Quinelan and the Monsters by Jack Mair
Lesleigh Munro (now Bowie) thought he could write a fairy story and so John A. Mair (Jack) wrote this super wee story about monsters coming to Portsoy using characters named after well-known features in and around the town:
Quinelan (Quinelan Bay)
Wally Green (Green near the former old Mill)
Craig Duff (Rock between Portsoy Links and the new harbour)
Glenglassaugh (Distillery near Sandend)
Artist John A. Stewart did the fabulous drawings and rumour goes that the ones of the heroes in the story were based on real life town characters, like John Watson, who was a brilliant guitarist.
I enjoy walking along Portsoy’s west braes and particularly love Quinelan Bay with its bonny Breeks and Needle rock formations.
One day I decided to write a song about Jack’s Quinelan and the Monsters story, along with a little tune, and recently used them as part of my traditional music teaching with the children of Portsoy Primary School year 5/6 this past school term. They all learned to play the Quinelan tune on penny whistle and demonstrated that at the Children’s Concert on the Friday of the Boat Festival.
I particularly wanted to play John Watson’s guitar: after his passing away it was lovingly restored by my husband, Alan, and is used by me on a daily basis.
The Quinelan Song and Tune
Chorus: Quinelan Bay, West Braes Way
Every day Dolphins play
Quinelan Bay, West Braes Way
Every day Dolphins play
1 Down in Quinelan Bay, Bonnie Quinelan Bay
In a little cave up West Braes Way
Fairy Quinelan sits in the fading light
Of the setting sun at night
2 Wally Green, who lived in a tiny hut,
Watched the water and the Mill wheel turn
At Boyne Castle, now that the Mill has shut,
He’s seen fishing in Boyne Burn
3 When Glen Glassaugh had plenty wind in his sails
For the Cup and Saucer Windmill
He stole barley then – hear his windy wails:
Old Glen has a Whisky still!
4 Fairy Quinelan is all the Fishermen’s friend
On the Doonie shines his lantern light
Ships would run aground if he didn’t send
This bright warning light at night
5 Monsters cut the ropes, overturned the boats
Clearly something needed to be done
‘Come and help us out,’ cried the fishermen
Quinelan has a cunning plan!
6 Whisky water, you say? We’ll ask Wally Green
And Glen Glassaugh: Monsters like a dram!
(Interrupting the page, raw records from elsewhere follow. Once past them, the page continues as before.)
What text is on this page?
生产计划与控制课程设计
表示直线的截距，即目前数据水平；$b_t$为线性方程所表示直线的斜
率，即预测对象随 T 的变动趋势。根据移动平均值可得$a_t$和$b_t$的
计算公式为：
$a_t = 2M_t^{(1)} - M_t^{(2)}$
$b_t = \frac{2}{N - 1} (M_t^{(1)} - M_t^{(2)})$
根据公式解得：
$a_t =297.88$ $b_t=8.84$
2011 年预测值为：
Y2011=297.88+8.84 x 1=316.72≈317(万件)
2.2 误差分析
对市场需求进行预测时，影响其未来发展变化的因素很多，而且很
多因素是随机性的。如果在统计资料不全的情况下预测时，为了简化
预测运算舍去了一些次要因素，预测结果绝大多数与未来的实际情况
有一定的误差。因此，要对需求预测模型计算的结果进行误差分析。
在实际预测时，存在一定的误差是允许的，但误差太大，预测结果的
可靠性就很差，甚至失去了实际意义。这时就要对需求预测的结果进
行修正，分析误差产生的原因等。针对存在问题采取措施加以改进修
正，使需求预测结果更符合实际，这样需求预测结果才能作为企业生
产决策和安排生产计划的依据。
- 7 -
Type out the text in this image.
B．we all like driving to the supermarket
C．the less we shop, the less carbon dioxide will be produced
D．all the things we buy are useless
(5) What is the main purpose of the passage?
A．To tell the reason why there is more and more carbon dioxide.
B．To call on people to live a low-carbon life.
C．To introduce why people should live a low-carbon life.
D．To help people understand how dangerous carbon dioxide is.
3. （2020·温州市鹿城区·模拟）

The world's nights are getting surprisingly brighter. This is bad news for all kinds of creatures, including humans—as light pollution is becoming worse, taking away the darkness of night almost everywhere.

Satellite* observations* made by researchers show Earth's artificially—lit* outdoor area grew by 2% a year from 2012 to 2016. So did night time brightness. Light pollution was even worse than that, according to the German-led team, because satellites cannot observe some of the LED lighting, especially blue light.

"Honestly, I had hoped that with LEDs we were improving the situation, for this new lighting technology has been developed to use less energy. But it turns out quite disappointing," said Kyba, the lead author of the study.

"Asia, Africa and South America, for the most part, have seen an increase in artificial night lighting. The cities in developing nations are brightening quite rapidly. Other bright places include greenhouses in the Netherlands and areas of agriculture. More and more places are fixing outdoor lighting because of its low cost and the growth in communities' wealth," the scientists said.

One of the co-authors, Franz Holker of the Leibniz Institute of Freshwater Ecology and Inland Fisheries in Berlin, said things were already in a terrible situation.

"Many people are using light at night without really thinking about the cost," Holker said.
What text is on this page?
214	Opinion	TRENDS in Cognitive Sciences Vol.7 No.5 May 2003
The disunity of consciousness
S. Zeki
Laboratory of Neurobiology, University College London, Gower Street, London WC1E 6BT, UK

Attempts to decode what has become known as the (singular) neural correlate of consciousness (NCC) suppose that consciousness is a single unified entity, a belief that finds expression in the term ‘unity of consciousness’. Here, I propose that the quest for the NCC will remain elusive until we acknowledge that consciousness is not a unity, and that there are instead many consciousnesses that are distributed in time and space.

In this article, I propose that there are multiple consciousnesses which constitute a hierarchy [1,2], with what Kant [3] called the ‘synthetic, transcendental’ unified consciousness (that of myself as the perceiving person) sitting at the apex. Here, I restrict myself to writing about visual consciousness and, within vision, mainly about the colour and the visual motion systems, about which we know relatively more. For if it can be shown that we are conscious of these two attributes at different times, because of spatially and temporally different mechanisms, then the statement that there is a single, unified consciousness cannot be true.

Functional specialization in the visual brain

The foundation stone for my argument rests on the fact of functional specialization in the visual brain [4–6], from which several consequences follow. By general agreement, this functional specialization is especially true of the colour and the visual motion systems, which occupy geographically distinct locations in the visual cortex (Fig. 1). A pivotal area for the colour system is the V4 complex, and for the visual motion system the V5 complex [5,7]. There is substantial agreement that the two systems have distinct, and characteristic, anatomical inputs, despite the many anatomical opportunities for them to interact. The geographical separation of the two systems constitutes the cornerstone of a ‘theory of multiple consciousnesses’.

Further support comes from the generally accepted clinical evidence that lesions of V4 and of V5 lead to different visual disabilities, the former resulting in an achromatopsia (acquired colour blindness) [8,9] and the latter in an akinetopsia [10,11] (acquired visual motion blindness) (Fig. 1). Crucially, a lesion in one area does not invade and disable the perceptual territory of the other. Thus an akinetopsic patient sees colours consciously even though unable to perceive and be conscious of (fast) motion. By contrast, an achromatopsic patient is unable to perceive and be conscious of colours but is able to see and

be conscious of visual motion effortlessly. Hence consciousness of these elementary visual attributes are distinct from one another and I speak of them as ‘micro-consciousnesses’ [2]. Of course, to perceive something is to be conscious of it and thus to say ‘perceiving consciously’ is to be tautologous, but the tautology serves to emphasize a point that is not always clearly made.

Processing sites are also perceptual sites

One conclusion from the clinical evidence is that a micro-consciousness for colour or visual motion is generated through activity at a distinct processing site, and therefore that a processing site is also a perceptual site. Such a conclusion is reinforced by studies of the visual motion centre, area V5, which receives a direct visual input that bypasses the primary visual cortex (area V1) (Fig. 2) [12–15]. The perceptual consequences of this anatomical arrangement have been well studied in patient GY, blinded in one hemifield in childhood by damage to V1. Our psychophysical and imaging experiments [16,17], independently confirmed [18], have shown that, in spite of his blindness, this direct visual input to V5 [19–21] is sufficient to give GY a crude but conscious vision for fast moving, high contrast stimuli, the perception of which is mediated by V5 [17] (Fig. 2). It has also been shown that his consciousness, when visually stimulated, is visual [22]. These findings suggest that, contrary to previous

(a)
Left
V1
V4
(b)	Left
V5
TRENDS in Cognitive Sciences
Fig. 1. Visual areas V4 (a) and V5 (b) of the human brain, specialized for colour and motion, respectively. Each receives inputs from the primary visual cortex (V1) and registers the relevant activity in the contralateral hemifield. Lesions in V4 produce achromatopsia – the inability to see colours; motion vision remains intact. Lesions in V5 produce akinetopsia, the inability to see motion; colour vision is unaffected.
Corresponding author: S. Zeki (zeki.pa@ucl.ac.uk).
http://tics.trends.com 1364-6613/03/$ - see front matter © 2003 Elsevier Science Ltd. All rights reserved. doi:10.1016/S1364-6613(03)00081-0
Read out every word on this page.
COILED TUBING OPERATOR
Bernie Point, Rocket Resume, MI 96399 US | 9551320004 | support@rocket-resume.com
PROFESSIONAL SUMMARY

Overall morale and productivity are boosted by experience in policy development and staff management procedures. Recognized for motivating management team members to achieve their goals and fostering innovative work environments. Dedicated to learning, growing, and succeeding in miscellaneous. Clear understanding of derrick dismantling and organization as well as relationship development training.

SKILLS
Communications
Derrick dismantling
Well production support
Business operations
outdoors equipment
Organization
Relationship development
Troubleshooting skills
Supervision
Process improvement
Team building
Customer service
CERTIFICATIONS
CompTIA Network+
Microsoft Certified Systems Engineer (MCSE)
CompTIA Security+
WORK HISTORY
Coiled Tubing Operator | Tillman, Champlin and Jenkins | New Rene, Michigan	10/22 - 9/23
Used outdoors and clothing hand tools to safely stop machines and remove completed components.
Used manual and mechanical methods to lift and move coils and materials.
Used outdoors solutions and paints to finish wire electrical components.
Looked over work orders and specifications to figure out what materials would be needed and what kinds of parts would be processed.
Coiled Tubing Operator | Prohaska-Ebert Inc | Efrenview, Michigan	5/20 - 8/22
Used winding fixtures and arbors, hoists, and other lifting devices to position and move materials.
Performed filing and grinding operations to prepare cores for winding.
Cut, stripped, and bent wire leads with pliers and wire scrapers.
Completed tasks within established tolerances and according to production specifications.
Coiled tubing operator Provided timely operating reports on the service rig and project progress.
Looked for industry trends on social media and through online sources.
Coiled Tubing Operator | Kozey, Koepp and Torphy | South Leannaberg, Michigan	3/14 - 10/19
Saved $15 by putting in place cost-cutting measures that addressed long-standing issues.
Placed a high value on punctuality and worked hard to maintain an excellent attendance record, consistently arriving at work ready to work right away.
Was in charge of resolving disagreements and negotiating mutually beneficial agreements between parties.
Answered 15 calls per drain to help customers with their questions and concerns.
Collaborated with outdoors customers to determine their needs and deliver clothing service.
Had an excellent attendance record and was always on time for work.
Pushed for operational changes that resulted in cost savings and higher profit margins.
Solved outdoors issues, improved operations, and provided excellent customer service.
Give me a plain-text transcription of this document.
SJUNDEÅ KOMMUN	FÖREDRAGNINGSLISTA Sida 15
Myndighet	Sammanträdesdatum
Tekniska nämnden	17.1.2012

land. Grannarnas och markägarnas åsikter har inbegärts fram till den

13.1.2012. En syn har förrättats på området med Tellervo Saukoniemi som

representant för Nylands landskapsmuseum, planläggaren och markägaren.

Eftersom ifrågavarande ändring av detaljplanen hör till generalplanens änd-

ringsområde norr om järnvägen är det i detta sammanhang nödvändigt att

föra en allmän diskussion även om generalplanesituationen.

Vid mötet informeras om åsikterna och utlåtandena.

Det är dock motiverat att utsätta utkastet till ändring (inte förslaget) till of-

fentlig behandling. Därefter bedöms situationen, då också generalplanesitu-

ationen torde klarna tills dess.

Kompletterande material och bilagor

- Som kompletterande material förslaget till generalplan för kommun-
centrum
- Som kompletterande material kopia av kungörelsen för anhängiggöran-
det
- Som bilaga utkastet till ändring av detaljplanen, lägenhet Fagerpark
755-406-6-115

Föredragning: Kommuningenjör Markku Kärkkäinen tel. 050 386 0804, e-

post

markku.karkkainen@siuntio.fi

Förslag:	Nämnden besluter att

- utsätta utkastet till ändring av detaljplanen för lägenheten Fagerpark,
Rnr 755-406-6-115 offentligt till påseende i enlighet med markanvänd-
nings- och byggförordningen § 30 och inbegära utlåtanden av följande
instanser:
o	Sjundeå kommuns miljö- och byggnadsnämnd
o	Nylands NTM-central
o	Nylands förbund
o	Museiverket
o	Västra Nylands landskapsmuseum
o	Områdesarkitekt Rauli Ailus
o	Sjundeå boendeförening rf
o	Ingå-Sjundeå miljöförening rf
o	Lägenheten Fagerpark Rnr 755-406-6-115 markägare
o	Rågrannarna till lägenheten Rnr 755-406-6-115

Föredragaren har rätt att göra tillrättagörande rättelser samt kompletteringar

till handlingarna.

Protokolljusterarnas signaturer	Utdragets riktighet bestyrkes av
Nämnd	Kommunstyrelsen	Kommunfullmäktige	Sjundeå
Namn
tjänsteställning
At the Ritchies the beasts drink but once a year
With the farmers we’ll build a dam!
7 Glen made whisky then, and a dam was built
All the fishermen rubbed their hands with glee
Loch Soy sluice gates would hold the whisky back
But when open it flows to sea . . .
8 All at sea, Craig Duff sniffed with nosy nose
Smelling monsters without feeling fear
From his ‘Tansy’ boat he would signal those
Who were waiting on the pier
9 Wally Green and Glen, ready at Loch Soy,
Were in charge to open sluice gates there
Whisky filled the Burn – such a brilliant ploy! –
For the monsters a monster-share
10 While the Whisky flowed all the Fairies watched
Thirsty, greedy monsters drink their fill
It was working well, this little plan they’d hatched:
Whisky made the monsters ill!
11 Dolphins came to help, chased the monsters away
All the toon folk cheered and danced with joy
Fairy Quinelan sits in his Quinelan Bay
Watching o’er us in Portsoy
12 Fairy Quinelan sits in his Quinelan Bay
Near his little cave up West Braes Way
In the setting sun Portsoy Dolphins play
HOPING MONSTERS STAY AWAY!!!
Paulina Smith-Honig, February 2013
QUINELAN MINI MUSICAL WORKSHOP AT THE 4TH HAAL FOLK WEEKEND
Lesleigh’s mum, Helen asked me to collaborate with her for the 4th Haal, resulting in a children’s workshop in the Old McBain Bakery, using my song along with props, Helen’s fabulous gift for mime with fabrics and narration by her friend Fiona Williams.
Musicians were: Gillian Smith (flute and guitar), Keirran (guitar) and Jake Smith, also guitar (pictured)
The Portsoy Players did a lovely performance of the story during the Boat Festival with the actors and some of the pupils of Portsoy Primary School class 5/6 singing the chorus and a verse of the song before each related part of narration that was acted out by the drama group with some actions and mime.
Two of my pupils, Emma-Jay Bruce and Grant Drummond, entertained the audience by playing the Quinelan Tune on whistle before and after the performances. You can see them on either side of me in the photograph.
Jack and Helen Mair attended the 2nd performance on Sunday afternoon, which gave everyone a real boost.
Jack signed my Quinelan booklet for me, and also some of the ones the children had with them.
I think it’s nice that Jack’s story is reaching such a wide audience. Jack modestly says,’ it’s just a wee story,’ but that story is still bringing pleasure to many, who are hoping he’ll write a sequel!